This is a part of the FESCo Elections Interviews series. Voting is open to all Fedora contributors. The voting period starts on Friday, 21 May and closes promptly at 23:59:59 UTC on Thursday, 3 June 2021.

Interview with Mohan Boddu

  • Fedora Account: mohanboddu
  • IRC: mboddu, bhujji (found in #bodhi, #centos, #centos-devel, #centos-meeting, #centos-stream, #coreos, #epel, #fedora, #fedora-aaa, #fedora-admin, #fedora-apps, #fedora-arm, #fedora-blocker-review, #fedora-buildsys, #fedora-ci, #fedora-containers, #fedora-coreos, #fedora-design, #fedora-desktop, #fedora-devel, #fedora-iot, #fedora-kde, #fedora-kernel, #fedora-magazine, #fedora-meeting, #fedora-meeting-1, #fedora-meeting-2, #fedora-meeting-3, #fedora-mktg, #fedora-modularity, #fedora-noc, #fedora-python, #fedora-qa, #fedora-releng, #fedora-respins, #fedora-rust, #fedora-websites, #fedora-workstation, #koji, #pagure, #redhat-cpe, #rpm.org, #silverblue)
  • Fedora User Wiki Page

Questions

Why do you want to be a member of FESCo and how do you expect to help steer the direction of Fedora?

I have been working as a Release Engineer for Fedora for a long time. To make a release out of the door I have to work with various groups within the Fedora community. I want to take that expertise and help the Fedora project in identifying, analyzing and finding the best solution for the issues that may arise, making the project even more successful.

Also, in my experience I have seen gaps in our policies, I would like to fix them as well. With my Release Engineer hat on, I can only fix some of them, but with being part of FESCo, I am positive I can fix many of them.

How do you currently contribute to Fedora? How does that contribution benefit the community?

I work as Fedora’s Release Engineer, I am responsible for creating and shipping different artifacts to the users to consume. I also maintain some of the Fedora’s core packages and then some python packages. I work with different teams on a daily basis to keep our tooling up to date so that we keep pushing the bits to Fedora users in a secure way. I also dabble a bit in Fedora Infra as well, I maintain few of the tools and services that are used in Fedora infrastructure that are essential for Release Engineering and community.

I would say my major contribution that would benefit the community is handling the compose process, it is what creates the repos from which any Fedora user can install and/or update their systems.

I also help the community by answering their questions about Release Engineering and Infrastructure and also help them by creating new repos on dist-git. I also help in updating the documentation and review the change proposals from Release Engineering point of view.

Apart from release engineering work, I help the Fedora community wherever I am needed.

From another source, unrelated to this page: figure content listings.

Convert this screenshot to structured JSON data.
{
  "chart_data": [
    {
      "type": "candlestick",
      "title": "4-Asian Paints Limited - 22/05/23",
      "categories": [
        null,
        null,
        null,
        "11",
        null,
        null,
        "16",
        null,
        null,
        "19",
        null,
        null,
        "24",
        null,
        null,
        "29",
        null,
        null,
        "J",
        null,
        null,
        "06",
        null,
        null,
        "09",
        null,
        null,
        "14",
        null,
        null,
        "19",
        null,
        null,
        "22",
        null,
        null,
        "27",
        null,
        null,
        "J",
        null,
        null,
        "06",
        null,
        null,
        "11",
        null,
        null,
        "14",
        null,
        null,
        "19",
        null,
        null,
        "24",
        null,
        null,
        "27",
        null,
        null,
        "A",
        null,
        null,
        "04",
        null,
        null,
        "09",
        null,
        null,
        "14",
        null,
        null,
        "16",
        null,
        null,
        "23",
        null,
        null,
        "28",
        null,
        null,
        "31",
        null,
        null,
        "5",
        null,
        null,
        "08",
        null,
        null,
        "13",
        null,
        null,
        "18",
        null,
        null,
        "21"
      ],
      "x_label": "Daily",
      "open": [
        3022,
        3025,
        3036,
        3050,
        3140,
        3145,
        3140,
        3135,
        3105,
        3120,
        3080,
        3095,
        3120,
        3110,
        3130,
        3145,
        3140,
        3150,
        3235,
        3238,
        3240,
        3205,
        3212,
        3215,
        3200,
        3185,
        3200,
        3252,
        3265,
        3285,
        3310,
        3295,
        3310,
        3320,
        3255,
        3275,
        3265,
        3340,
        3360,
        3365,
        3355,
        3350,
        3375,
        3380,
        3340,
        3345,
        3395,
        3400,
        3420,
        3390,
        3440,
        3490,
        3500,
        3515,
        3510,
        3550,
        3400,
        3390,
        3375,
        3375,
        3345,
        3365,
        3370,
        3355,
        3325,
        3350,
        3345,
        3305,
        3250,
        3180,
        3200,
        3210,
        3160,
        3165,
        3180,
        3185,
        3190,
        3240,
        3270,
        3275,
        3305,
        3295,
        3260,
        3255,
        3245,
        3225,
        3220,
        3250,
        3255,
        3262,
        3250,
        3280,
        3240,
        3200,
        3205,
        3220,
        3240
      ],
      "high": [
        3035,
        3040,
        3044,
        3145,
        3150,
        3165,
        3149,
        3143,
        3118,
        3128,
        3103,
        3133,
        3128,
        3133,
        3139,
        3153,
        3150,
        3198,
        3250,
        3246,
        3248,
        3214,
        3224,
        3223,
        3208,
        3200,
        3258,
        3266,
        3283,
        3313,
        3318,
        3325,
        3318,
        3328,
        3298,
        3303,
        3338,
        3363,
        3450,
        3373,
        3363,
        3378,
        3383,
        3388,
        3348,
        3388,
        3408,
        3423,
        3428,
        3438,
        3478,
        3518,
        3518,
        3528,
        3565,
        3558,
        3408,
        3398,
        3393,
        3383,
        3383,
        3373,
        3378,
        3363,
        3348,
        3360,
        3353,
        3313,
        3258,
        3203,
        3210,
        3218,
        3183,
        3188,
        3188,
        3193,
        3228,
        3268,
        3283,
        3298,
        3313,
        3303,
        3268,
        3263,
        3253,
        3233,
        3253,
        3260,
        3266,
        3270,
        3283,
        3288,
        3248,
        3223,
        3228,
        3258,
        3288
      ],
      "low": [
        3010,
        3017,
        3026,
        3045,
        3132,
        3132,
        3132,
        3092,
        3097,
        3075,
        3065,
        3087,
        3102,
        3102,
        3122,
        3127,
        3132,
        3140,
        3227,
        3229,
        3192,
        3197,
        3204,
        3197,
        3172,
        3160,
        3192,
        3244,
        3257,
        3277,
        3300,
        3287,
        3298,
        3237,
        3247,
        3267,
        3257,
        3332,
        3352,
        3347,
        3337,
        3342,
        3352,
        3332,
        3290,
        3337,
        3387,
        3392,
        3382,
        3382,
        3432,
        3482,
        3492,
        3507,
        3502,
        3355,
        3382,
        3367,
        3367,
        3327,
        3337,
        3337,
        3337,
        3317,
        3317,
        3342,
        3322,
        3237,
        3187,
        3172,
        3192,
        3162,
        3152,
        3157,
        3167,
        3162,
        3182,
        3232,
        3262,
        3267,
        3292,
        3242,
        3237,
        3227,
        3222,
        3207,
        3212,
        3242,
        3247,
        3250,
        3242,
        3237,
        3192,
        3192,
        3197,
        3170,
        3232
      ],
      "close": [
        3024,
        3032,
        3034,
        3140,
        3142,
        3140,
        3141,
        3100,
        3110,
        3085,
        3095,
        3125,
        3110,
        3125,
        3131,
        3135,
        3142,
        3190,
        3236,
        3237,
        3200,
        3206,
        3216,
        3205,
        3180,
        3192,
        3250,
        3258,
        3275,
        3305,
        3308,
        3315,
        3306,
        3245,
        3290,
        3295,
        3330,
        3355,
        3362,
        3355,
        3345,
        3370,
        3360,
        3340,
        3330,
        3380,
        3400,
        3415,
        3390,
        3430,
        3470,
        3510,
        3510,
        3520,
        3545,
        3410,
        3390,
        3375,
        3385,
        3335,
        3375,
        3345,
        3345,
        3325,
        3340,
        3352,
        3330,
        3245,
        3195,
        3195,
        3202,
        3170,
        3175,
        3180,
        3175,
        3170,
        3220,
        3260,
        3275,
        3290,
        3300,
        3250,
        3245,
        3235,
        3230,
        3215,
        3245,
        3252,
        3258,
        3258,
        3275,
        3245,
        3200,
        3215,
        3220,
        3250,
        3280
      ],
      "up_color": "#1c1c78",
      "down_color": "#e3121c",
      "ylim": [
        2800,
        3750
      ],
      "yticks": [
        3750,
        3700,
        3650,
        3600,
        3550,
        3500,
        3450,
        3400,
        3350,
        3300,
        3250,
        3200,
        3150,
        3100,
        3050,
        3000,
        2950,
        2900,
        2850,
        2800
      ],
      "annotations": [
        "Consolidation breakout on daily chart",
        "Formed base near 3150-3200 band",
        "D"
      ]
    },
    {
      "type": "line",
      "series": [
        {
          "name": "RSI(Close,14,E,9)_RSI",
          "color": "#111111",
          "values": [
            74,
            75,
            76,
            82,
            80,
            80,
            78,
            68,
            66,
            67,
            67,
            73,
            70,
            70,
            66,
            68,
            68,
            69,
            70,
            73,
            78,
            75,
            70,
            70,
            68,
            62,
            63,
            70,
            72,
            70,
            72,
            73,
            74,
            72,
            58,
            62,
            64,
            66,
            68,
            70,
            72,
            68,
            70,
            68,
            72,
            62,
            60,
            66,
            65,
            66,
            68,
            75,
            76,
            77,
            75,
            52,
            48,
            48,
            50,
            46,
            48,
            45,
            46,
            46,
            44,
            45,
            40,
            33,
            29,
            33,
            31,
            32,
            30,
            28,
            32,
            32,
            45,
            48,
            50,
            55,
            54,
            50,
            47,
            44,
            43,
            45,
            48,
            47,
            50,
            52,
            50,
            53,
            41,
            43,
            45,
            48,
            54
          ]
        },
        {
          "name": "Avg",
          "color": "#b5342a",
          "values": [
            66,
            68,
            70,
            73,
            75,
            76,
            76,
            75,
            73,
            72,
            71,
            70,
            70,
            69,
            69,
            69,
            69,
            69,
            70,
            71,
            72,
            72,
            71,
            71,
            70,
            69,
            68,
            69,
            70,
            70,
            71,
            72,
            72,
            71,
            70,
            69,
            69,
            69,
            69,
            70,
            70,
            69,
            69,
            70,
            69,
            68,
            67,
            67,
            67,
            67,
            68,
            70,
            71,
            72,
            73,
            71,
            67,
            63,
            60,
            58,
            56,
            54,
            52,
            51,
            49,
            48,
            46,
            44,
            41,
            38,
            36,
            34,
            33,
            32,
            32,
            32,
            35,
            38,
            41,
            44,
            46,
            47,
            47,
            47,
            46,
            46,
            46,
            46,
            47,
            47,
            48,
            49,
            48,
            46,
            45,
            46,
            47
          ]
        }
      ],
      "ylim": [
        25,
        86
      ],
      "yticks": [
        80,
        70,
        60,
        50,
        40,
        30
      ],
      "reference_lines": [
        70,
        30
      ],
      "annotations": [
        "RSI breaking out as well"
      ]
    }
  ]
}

How should we handle cases where Fedora’s and Red Hat Enterprise Linux’s needs conflict in an incompatible way?

I consider the relationship between Fedora and RHEL is a symbiotic relationship, even though both are targeted for different user bases with different missions driving them, one helps the other to succeed as well.

With my experience working as Fedora Release Engineer for a few years now, I have seen a few cases where there is a conflict between Fedora and RHEL’s requirements. My perspective would be that we should avoid conflicts however, if a conflict arises, I think the best way to solve any conflict is to sit and discuss with both the parties involved and find the best possible solutions which works for both the parties. These solutions can be presented to the Fedora community to get their inputs along with votes to select the best solution.

Basically, my take on those conflicts would be to find the best possible middle ground and find the right path for Fedora with zero to minimal effect on its users still satisfying the RHEL needs. This helps in reducing the friction between the Fedora community and RHEL during the times of conflict, and also helps to find the solution by taking community input as well.

Fedora is the foundation of RHEL and it can be considered as a stakeholder of Fedora and we want RHEL to use Fedora’s technology and services to build upon Fedora rather than sandboxing themselves which will hurt both of them in many ways.

Quoting my initial statement, Fedora has a symbiotic relationship with RHEL, which means I see Fedora’s success in RHEL’s success and vice versa.

What else should community members know about you or your positions?

I am an open source enthusiast and from the time I got introduced to Fedora, I fell in love with it. I have a bunch of hardware running on Fedora. I like to test Fedora releases on different arm devices. I automate as much as possible in Fedora Release Engineering space. I am also involved in EPEL and CentOS Stream.

One more interesting fact about me is, if you ever find a car with a “Fedora” license plate on it, that would be me driving it.

I would be very pleased to answer any questions you may have about me or my work in Fedora.